Patuh. Boy memang patuh kepada orangtua tunggalnya. Hanya sekali dia berani mengambil keputusan yang bertentangan dengan mamanya, yaitu ketika dia meninggalkan perusahaan travel, tepat saat jenjang kariernya tengah menanjak. Satu-satunya nama yang menjadi alasan lelaki itu, kini justru kembali memberikan aroma kekecewaan.
“Kalau Arum ada acara, ya, sudah. Jangan ditunggu,” ucap wanita paruh baya itu sembari menyiapkan makan malam putranya.
“Boy hanya cemas sama Arum, Ma. Dia kelihatan nggak percaya diri sejak tadi pagi. Apa perlu Boy susul aja, ya?”

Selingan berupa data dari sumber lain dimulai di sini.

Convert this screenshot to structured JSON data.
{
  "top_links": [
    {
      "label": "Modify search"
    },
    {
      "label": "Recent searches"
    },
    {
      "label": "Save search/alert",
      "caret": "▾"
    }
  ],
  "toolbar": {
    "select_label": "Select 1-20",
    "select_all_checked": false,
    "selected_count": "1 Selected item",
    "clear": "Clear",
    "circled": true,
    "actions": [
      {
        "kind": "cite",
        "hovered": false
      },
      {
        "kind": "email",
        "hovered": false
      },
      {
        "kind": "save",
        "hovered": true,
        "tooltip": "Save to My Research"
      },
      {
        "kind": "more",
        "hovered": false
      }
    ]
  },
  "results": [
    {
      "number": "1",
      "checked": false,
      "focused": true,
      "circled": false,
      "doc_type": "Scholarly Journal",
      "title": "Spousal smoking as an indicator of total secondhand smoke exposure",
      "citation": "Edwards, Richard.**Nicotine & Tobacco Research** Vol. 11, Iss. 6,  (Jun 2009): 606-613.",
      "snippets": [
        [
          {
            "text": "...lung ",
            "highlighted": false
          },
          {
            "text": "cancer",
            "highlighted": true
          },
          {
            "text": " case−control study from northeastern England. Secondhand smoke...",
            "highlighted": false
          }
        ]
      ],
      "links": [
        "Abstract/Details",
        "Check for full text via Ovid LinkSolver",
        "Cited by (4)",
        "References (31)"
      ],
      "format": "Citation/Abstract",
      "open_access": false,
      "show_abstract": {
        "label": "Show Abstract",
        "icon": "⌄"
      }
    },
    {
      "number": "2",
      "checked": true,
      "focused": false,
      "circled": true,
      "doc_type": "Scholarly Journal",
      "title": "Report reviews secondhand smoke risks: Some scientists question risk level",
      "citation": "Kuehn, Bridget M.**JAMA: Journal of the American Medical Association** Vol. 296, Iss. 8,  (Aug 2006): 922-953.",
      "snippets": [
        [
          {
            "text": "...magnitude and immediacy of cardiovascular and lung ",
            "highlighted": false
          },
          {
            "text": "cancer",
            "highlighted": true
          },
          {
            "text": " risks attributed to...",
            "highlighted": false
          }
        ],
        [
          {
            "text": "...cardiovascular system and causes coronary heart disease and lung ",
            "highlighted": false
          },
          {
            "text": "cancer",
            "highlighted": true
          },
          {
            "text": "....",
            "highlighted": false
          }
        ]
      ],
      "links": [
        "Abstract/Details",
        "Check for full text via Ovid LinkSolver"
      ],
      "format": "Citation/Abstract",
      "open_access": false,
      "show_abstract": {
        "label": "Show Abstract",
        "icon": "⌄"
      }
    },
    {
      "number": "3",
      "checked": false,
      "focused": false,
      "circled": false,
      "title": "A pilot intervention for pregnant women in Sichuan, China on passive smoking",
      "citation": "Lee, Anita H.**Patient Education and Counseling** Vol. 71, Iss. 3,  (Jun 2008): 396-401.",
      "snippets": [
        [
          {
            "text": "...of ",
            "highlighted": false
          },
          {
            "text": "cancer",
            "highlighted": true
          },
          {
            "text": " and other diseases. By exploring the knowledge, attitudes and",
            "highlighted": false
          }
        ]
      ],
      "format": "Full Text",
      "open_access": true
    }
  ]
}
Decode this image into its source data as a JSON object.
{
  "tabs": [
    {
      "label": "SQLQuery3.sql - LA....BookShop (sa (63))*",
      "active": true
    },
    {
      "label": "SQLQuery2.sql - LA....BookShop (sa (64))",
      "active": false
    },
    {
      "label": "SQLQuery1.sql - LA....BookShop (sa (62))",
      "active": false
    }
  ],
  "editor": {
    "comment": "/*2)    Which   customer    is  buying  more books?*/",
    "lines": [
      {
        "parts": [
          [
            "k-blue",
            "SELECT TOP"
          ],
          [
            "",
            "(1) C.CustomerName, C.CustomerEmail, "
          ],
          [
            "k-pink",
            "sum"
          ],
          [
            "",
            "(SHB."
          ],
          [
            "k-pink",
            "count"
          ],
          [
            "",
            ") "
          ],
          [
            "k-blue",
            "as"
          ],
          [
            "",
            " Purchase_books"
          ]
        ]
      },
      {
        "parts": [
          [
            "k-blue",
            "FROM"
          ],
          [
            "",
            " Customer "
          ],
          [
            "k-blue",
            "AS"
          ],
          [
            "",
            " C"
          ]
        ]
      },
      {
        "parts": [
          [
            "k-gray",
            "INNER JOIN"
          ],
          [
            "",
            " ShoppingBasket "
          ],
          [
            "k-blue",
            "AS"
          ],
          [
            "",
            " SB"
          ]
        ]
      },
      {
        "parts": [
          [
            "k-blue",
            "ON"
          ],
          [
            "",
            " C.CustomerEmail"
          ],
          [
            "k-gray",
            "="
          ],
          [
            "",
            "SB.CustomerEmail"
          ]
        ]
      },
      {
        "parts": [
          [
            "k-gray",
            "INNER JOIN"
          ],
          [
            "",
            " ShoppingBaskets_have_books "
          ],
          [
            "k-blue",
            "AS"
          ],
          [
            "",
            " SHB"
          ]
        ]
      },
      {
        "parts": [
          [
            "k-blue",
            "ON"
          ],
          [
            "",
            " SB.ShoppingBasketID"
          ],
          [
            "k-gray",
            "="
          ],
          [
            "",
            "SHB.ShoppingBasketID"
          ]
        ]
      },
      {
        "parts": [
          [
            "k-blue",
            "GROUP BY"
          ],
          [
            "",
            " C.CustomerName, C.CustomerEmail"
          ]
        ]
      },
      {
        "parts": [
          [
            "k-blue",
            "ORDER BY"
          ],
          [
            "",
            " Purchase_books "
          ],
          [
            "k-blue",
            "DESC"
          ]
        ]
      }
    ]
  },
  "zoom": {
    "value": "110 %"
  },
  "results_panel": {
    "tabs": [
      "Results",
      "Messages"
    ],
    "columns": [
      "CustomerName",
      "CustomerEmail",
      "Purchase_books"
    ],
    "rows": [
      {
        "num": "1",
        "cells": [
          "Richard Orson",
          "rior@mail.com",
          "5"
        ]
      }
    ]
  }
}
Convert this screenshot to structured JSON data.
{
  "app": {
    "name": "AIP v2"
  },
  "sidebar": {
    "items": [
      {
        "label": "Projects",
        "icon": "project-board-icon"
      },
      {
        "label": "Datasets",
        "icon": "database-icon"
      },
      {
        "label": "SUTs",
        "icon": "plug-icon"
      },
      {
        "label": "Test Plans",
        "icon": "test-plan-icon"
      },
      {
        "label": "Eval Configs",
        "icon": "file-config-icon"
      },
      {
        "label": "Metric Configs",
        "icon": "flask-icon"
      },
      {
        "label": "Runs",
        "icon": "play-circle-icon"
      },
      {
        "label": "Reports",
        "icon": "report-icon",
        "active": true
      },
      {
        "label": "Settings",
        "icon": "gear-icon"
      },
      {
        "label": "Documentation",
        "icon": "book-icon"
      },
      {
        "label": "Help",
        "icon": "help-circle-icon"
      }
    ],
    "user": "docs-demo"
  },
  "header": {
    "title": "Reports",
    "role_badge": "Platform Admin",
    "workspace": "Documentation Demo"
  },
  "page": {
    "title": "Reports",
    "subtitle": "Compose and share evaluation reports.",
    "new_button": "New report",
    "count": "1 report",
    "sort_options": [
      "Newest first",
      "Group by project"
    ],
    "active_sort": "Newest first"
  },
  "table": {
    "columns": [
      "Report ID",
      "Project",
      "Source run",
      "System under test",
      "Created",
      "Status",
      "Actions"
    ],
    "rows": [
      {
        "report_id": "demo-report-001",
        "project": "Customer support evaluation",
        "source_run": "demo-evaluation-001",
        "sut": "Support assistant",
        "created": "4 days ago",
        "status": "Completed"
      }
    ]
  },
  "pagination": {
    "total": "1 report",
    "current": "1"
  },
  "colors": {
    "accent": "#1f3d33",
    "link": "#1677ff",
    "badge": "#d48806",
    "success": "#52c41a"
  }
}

“Kamu ini ada-ada saja. Arum itu sudah dewasa, bukan lagi anak kelas satu SMK yang sering kamu bikin nangis seperti dulu. Lagi pula, kamu mau ngapain di tengah orang pacaran?” Bu Wanti tersenyum lembut. Wajahnya yang menenangkan dan tampak sabar itu selalu bisa meredam ketergesaan Boy.
Boy melahap makan malamnya dengan tenang. Meski begitu, perasaannya gelisah. Dia pikir, seharusnya Arum mau bertemu dengan mamanya dulu sebelum pergi bertemu keluarga Diaz. Seharusnya Arum mengobati ketidakpercayaan dirinya dulu, seharusnya dia memperbaiki traumanya dulu, seharusnya dia mau belajar membaca kembali di rumahnya seperti waktu dulu. Seharusnya ....
Akan tetapi, Arum benar-benar tidak peduli dengan kecemasannya. Mungkin benar kata mamanya, Arum sudah dewasa. Dia punya kanvas sendiri tempatnya melukis sesuai kemauannya. Bukan lagi anak baru di kelas sepuluh di jurusan perhotelan sekolah menengah kejuruan yang dungu dan paling sering menerima teguran dari guru mereka.
“Ma, Boy ke rumah Arumlah!” Merasa tak tenang walau sudah mencoba, nyatanya Boy meninggalkan piringnya begitu saja dan bergegas pergi.
“Habiskan dulu makanmu!”
“Nanti aja Boy makan sama Arum. Ya?” Boy mencium pipi mamanya. Diraihnya kontak motor di buffet lalu melenggang keluar.
“Jangan ngebut! Jangan ganggu orang pacaran! Tunggu aja dengan manis!” nasihat Bu Wanti ketika mesin motor Boy mulai menyala.
🍁🍁🍁
Arum baru saja turun dari mobil. Ditatapnya bangunan berdesain Jawa klasik yang berdiri di tengah-tengah halaman berumput dan taman bunga, serta gazebo di dekat kolam air mancur. Sungguh pemandangan yang berbeda dengan perkiraan di dalam kepalanya.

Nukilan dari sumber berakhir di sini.